During a field expedition, reef scientists have used the same tools for decades: SCUBA gear, clipboards, pencils, rubber bands and waterproof paper. Emily Darling is a conservation scientist with Wildlife Conservation Society or WCS. She writes in an essay published in The Revelator that they in the evening, after spending long days underwater, hand-copy the data they collected, from the underwater paper into Excel spreadsheets. Usually working by solar lanterns or headlamps. Oftentimes they spend the nights without electricity or the internet. Turning data into “actionable conservation management” is a big challenge for the researchers. The new platform MERMAID is beginning to change that.
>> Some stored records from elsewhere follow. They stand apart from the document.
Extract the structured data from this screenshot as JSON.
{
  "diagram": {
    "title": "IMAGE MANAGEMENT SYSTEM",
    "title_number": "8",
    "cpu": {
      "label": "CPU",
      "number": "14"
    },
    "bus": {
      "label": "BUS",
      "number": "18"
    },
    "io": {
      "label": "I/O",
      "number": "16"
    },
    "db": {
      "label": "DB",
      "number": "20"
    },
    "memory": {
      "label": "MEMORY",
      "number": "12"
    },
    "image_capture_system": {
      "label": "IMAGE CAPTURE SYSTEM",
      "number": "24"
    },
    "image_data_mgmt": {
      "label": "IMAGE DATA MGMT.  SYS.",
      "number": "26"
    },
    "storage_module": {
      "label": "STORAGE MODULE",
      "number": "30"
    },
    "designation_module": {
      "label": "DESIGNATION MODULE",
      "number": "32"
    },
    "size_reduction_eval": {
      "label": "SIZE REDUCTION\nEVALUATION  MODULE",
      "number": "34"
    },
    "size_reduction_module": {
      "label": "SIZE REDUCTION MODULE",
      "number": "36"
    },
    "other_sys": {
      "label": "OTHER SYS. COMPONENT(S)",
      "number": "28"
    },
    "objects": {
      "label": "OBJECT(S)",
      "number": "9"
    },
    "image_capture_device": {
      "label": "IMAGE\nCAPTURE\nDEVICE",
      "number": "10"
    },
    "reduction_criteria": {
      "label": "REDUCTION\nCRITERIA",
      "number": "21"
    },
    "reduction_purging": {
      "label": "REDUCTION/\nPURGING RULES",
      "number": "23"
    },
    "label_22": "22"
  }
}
Marine Ecological Research Management AID, also called MERMAID, launched in 2019 and is the first platform of its kind. MERMAID is a free online-offline platform that is open for scientists around the world to collect, analyze and share field-based coral reef surveys.
The platform was created by Emily Darling along with some colleagues at WCS, WFF and Sparkgeo. Already there are nearly 600 scientists from around the world using MERMAID. And now the platform is even better than before.
Last summer the MERMAID team launched a new global dashboard, where anyone from the entire globe can pull up a map of the planet’s reefs and get a quick and simple overview photo of how the reefs are doing. There’s all kind of information about the health of the reef: from how many fish are on the reef to the types of corals present. The dashboard supply quick and straightforward information about the important measure of reef health and function. This service brings scientific knowledge directly to those who need it.
The information tells the scientists: Is conservation working? Are reefs recovering? How can conservation help reefs adapt to a changing climate?
Emily Darling wrote in her essay:
“There’s still time to save many coral reefs, and scientific information will help us do this faster and more effectively. MERMAID’s dashboard helps democratize the world’s coral reef data, bringing a digital snapshot of global reef health to critical conversations about sustainability and conservation. This will help us create a brighter future for the world’s oceans.”